Tra domenica notte e lunedì mattina in Israele c’è chi ha festeggiato l’attacco su una tendopoli di Rafah che ha ucciso almeno 45 palestinesi. Su canali Telegram con centinaia di migliaia di iscritti, sono apparse false réclame di shawarma sull’immagine del papà che tiene in braccio il corpo del figlioletto, ustionato e decapitato.

ALTRI UTENTI l’hanno rilanciata definendo il bambino l’agnello sacrificale di Yom Kippur. Le celebrazioni non sono rimaste confinate su Telegram. Due noti giornalisti israeliani, volti di Channel 12 e 14, si sono fatti gioco del rogo a Rafah paragonandolo al tradizionale falò per la festività di Lag Ba’Omer, che cadeva proprio domenica sera.

«Il falò principale quest’anno è a Rafah», ha scritto Yinon Magal, conduttore del programma The Patriots, sui propri account social sopra all’immagine delle tende in fiamme. Naveh Dromi ci ha scritto su: «Buone feste». I due giornalisti hanno poi rimosso i post.

C’è chi lega simili reazioni agli eventi accaduti qualche ora prima dell’attacco su Rafah: gli otto razzi lanciati da Hamas verso Tel Aviv. Domenica sui media israeliani emergeva tutto il disappunto, se non la critica aperta all’esercito e al governo che da mesi dicono – giustificando così il prosieguo dell’offensiva contro la popolazione di Gaza – di aver smantellato l’infrastruttura missilistica di Hamas. E invece. Hamas non lanciava razzi da quattro mesi, nonostante la classe dirigente politica e militare e i servizi dicessero il contrario.

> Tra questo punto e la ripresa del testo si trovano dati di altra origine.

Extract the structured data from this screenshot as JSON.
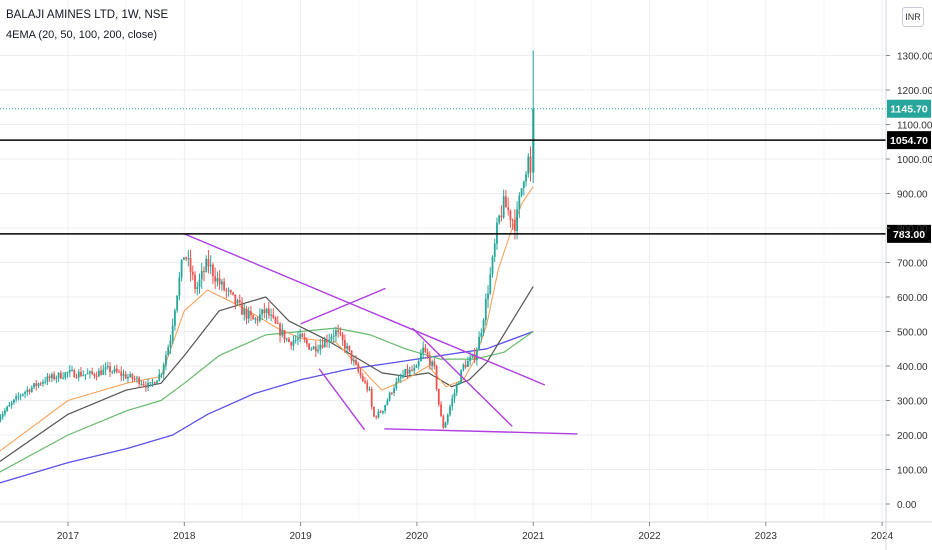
{
  "header": {
    "title": "BALAJI AMINES LTD, 1W, NSE",
    "indicator": "4EMA (20, 50, 100, 200, close)",
    "currency": "INR"
  },
  "chart_data": {
    "type": "candlestick",
    "timeframe": "1W",
    "xlim": [
      2016.4,
      2024.15
    ],
    "ylim": [
      -30,
      1450
    ],
    "x_ticks": [
      2017,
      2018,
      2019,
      2020,
      2021,
      2022,
      2023,
      2024
    ],
    "y_ticks": [
      0,
      100,
      200,
      300,
      400,
      500,
      600,
      700,
      800,
      900,
      1000,
      1100,
      1200,
      1300
    ],
    "y_tick_labels": [
      "0.00",
      "100.00",
      "200.00",
      "300.00",
      "400.00",
      "500.00",
      "600.00",
      "700.00",
      "800.00",
      "900.00",
      "1000.00",
      "1100.00",
      "1200.00",
      "1300.00"
    ],
    "colors": {
      "up": "#26a69a",
      "down": "#ef5350",
      "ema20": "#f7a35c",
      "ema50": "#555555",
      "ema100": "#66bb6a",
      "ema200": "#5b52e8",
      "trendline": "#b03ee0",
      "last_price": "#26a69a"
    },
    "last_price": {
      "value": 1145.7,
      "label": "1145.70"
    },
    "horizontal_levels": [
      {
        "value": 1054.7,
        "label": "1054.70",
        "color": "#000000"
      },
      {
        "value": 783,
        "label": "783.00",
        "color": "#000000"
      }
    ],
    "price_path": [
      [
        2016.4,
        250
      ],
      [
        2016.6,
        320
      ],
      [
        2016.8,
        360
      ],
      [
        2017.0,
        380
      ],
      [
        2017.2,
        375
      ],
      [
        2017.35,
        390
      ],
      [
        2017.5,
        370
      ],
      [
        2017.6,
        360
      ],
      [
        2017.7,
        340
      ],
      [
        2017.8,
        380
      ],
      [
        2017.88,
        480
      ],
      [
        2017.93,
        600
      ],
      [
        2018.0,
        730
      ],
      [
        2018.05,
        680
      ],
      [
        2018.1,
        620
      ],
      [
        2018.2,
        700
      ],
      [
        2018.3,
        640
      ],
      [
        2018.4,
        600
      ],
      [
        2018.5,
        560
      ],
      [
        2018.6,
        530
      ],
      [
        2018.7,
        560
      ],
      [
        2018.8,
        510
      ],
      [
        2018.9,
        470
      ],
      [
        2019.0,
        480
      ],
      [
        2019.1,
        450
      ],
      [
        2019.2,
        470
      ],
      [
        2019.3,
        500
      ],
      [
        2019.4,
        450
      ],
      [
        2019.5,
        380
      ],
      [
        2019.6,
        320
      ],
      [
        2019.62,
        250
      ],
      [
        2019.7,
        270
      ],
      [
        2019.8,
        340
      ],
      [
        2019.9,
        380
      ],
      [
        2020.0,
        390
      ],
      [
        2020.05,
        450
      ],
      [
        2020.15,
        390
      ],
      [
        2020.2,
        260
      ],
      [
        2020.23,
        220
      ],
      [
        2020.3,
        300
      ],
      [
        2020.4,
        400
      ],
      [
        2020.5,
        430
      ],
      [
        2020.55,
        500
      ],
      [
        2020.6,
        600
      ],
      [
        2020.65,
        700
      ],
      [
        2020.7,
        820
      ],
      [
        2020.75,
        870
      ],
      [
        2020.85,
        810
      ],
      [
        2020.92,
        960
      ],
      [
        2020.96,
        1000
      ],
      [
        2020.98,
        940
      ],
      [
        2021.0,
        1145.7
      ]
    ],
    "ema20": [
      [
        2016.4,
        150
      ],
      [
        2017.0,
        300
      ],
      [
        2017.5,
        350
      ],
      [
        2017.8,
        370
      ],
      [
        2018.0,
        560
      ],
      [
        2018.2,
        620
      ],
      [
        2018.5,
        570
      ],
      [
        2018.8,
        510
      ],
      [
        2019.0,
        480
      ],
      [
        2019.3,
        470
      ],
      [
        2019.5,
        400
      ],
      [
        2019.7,
        330
      ],
      [
        2019.9,
        360
      ],
      [
        2020.1,
        400
      ],
      [
        2020.25,
        340
      ],
      [
        2020.4,
        360
      ],
      [
        2020.5,
        420
      ],
      [
        2020.6,
        520
      ],
      [
        2020.7,
        680
      ],
      [
        2020.8,
        780
      ],
      [
        2020.9,
        870
      ],
      [
        2021.0,
        920
      ]
    ],
    "ema50": [
      [
        2016.4,
        120
      ],
      [
        2017.0,
        260
      ],
      [
        2017.5,
        330
      ],
      [
        2017.8,
        350
      ],
      [
        2018.0,
        430
      ],
      [
        2018.3,
        560
      ],
      [
        2018.7,
        600
      ],
      [
        2018.9,
        530
      ],
      [
        2019.2,
        480
      ],
      [
        2019.5,
        420
      ],
      [
        2019.7,
        380
      ],
      [
        2019.9,
        370
      ],
      [
        2020.1,
        380
      ],
      [
        2020.3,
        340
      ],
      [
        2020.45,
        360
      ],
      [
        2020.6,
        410
      ],
      [
        2020.8,
        520
      ],
      [
        2021.0,
        630
      ]
    ],
    "ema100": [
      [
        2016.4,
        90
      ],
      [
        2017.0,
        200
      ],
      [
        2017.5,
        270
      ],
      [
        2017.8,
        300
      ],
      [
        2018.0,
        350
      ],
      [
        2018.3,
        430
      ],
      [
        2018.7,
        490
      ],
      [
        2019.0,
        500
      ],
      [
        2019.3,
        510
      ],
      [
        2019.6,
        490
      ],
      [
        2019.9,
        450
      ],
      [
        2020.2,
        420
      ],
      [
        2020.5,
        420
      ],
      [
        2020.75,
        440
      ],
      [
        2021.0,
        500
      ]
    ],
    "ema200": [
      [
        2016.4,
        60
      ],
      [
        2017.0,
        120
      ],
      [
        2017.5,
        160
      ],
      [
        2017.9,
        200
      ],
      [
        2018.2,
        260
      ],
      [
        2018.6,
        320
      ],
      [
        2019.0,
        360
      ],
      [
        2019.4,
        390
      ],
      [
        2019.8,
        410
      ],
      [
        2020.2,
        430
      ],
      [
        2020.6,
        450
      ],
      [
        2021.0,
        500
      ]
    ],
    "trendlines": [
      [
        [
          2018.0,
          783
        ],
        [
          2021.1,
          345
        ]
      ],
      [
        [
          2019.0,
          522
        ],
        [
          2019.73,
          625
        ]
      ],
      [
        [
          2019.16,
          392
        ],
        [
          2019.55,
          215
        ]
      ],
      [
        [
          2019.72,
          218
        ],
        [
          2021.38,
          203
        ]
      ],
      [
        [
          2019.96,
          510
        ],
        [
          2020.82,
          225
        ]
      ]
    ]
  }
}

Domenica non solo ne ha lanciati otto, ma li ha fatti arrivare a nord di Tel Aviv. Il problema, scrivevano ieri le cronache israeliane, non è tanto la dimensione del danno provocato (tre sono stati abbattuti da Iron Dome, quattro sono caduti in aree aperte e uno ha provocato due feriti lievi a Herziliya) ma l’elemento simbolico.

Otto mesi dopo, Hamas non è stata smantellata: opera da Rafah ormai circondata dall’esercito e sotto bombardamenti continui ed è riapparsa a nord e nel centro, dove Tel Aviv diceva di averla completamente eliminata lo scorso gennaio dopo un’invasione via terra che ha lasciato mezza Gaza in macerie. «Vediamo parti di Gaza che Israele aveva ripulito da Hamas e dove Hamas sta tornando – aveva detto in un’intervista alla Cbs di metà maggio il segretario di Stato statunitense Antony Blinken – (Un’offensiva su Rafah) lascerà a Israele il peso di una guerriglia duratura perché tanti uomini di Hamas resteranno a prescindere da cosa (Israele) farà a Rafah».

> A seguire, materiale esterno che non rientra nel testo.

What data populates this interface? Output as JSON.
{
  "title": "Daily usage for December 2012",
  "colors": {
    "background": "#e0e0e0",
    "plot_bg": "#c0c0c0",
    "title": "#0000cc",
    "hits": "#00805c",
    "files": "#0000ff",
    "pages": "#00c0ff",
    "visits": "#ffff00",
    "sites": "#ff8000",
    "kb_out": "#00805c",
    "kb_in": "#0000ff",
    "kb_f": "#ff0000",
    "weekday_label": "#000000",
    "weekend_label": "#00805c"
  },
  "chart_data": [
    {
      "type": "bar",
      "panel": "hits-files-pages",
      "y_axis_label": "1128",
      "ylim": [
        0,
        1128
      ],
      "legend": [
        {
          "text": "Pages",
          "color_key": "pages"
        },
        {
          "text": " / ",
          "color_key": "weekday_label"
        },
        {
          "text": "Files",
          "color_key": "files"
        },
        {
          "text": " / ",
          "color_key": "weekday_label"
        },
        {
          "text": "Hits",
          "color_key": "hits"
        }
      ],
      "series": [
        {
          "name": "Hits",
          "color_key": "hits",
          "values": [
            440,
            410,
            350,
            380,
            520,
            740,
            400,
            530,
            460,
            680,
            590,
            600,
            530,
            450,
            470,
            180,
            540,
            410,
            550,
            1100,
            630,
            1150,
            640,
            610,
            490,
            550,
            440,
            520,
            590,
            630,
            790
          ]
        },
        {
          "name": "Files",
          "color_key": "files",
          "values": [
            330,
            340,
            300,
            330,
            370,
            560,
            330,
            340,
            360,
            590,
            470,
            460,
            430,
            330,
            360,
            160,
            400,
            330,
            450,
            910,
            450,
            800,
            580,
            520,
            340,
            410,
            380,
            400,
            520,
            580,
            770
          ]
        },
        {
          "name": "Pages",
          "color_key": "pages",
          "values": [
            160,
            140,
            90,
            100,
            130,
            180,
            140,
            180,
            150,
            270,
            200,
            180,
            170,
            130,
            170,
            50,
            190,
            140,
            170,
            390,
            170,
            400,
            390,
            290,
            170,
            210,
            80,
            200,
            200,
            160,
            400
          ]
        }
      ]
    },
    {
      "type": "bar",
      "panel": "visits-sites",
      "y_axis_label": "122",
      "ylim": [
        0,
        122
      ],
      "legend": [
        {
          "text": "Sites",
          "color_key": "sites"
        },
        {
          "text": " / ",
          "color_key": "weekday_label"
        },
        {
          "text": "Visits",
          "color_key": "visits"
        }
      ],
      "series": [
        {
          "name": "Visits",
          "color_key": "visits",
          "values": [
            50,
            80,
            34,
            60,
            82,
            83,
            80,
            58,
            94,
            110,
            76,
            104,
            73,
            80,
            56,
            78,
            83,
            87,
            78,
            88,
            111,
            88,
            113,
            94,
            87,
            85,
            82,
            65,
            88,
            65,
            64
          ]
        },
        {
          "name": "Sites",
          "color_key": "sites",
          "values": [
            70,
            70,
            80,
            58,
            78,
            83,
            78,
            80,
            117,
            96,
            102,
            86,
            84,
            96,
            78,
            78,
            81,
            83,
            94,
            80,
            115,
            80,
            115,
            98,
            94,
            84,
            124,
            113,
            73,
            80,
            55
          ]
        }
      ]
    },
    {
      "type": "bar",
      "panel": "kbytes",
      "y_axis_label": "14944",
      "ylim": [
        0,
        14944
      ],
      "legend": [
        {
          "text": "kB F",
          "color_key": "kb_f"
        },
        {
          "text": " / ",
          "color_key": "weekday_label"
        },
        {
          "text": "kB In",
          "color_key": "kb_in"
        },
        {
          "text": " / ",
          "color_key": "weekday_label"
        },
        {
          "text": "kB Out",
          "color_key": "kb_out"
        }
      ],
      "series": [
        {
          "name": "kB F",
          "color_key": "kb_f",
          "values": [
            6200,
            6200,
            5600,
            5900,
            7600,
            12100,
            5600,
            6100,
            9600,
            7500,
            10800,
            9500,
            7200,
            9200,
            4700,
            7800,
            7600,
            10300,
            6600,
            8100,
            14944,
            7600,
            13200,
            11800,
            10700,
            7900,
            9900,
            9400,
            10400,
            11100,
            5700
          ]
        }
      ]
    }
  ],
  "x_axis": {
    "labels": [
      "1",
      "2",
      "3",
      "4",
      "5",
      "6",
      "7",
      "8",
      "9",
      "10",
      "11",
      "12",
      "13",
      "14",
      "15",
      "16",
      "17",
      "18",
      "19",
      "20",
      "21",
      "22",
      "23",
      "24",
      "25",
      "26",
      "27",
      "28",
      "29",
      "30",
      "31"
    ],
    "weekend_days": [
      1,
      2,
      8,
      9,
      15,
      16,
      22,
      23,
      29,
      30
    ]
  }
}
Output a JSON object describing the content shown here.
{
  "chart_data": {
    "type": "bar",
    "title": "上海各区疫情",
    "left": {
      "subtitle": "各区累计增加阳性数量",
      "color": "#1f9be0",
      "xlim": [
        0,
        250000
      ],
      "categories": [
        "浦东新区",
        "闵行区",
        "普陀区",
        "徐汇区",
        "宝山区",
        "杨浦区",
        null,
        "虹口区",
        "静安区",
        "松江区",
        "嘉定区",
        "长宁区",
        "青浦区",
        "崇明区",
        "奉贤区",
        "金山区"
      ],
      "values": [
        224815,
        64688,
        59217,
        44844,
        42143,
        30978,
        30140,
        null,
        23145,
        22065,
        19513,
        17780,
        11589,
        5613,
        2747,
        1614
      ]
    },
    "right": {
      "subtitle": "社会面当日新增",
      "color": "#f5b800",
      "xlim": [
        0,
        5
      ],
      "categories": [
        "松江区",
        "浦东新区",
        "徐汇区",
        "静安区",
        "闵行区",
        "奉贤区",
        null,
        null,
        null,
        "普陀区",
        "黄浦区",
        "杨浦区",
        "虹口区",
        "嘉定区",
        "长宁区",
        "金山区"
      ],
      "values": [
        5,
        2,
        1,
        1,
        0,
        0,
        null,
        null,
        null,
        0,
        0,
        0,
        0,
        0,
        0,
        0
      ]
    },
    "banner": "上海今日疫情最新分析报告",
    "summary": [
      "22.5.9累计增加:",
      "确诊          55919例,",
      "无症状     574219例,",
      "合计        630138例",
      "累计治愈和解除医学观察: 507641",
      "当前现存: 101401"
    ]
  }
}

NON LO DICE solo Blinken, tra gli analisti israeliani sono in tanti ad accusare Netanyahu di non avere né una strategia militare né un’idea di dopoguerra. Il lancio di razzi di domenica sembra confermare le loro analisi. Se il governo israeliano ha utilizzato quel lancio per rimandare al mittente le richieste di interrompere l’offensiva, l’opinione pubblica non la vede esattamente allo stesso modo. Almeno non tutta.

La strategia militare non sta producendo gli effetti dichiarati, liberare gli ostaggi ancora in mano ad Hamas o distruggere il gruppo islamico. Così, la strage di Rafah ha spostato di nuovo l’attenzione e acceso quel pezzo di società che vuole proseguire la guerra a tutti i costi, che invita al massacro di massa, che festeggia lo stop agli aiuti. E che indossa anche le uniformi dell’esercito.

Venerdì è diventato virale il video di un riservista di stanza a Gaza che, mascherato, minaccia il ministro della difesa Yoav Gallant per le pressioni mosse a Netanyahu sulla strategia post-guerra. Non obbediremo ai tuoi ordini, è il messaggio del soldato che dice di rappresentare 100mila riservisti contrari a consegnare Gaza all’Autorità palestinese o a un’entità araba. «Gallant, dimettiti. Non ci può dare ordini. (Netanyahu), i riservisti ti appoggiano, vogliamo vincere. È l’opportunità di una vita». L’esercito ha aperto un’inchiesta sul video, mentre Netanyahu e suo figlio Yair lo hanno rilanciato.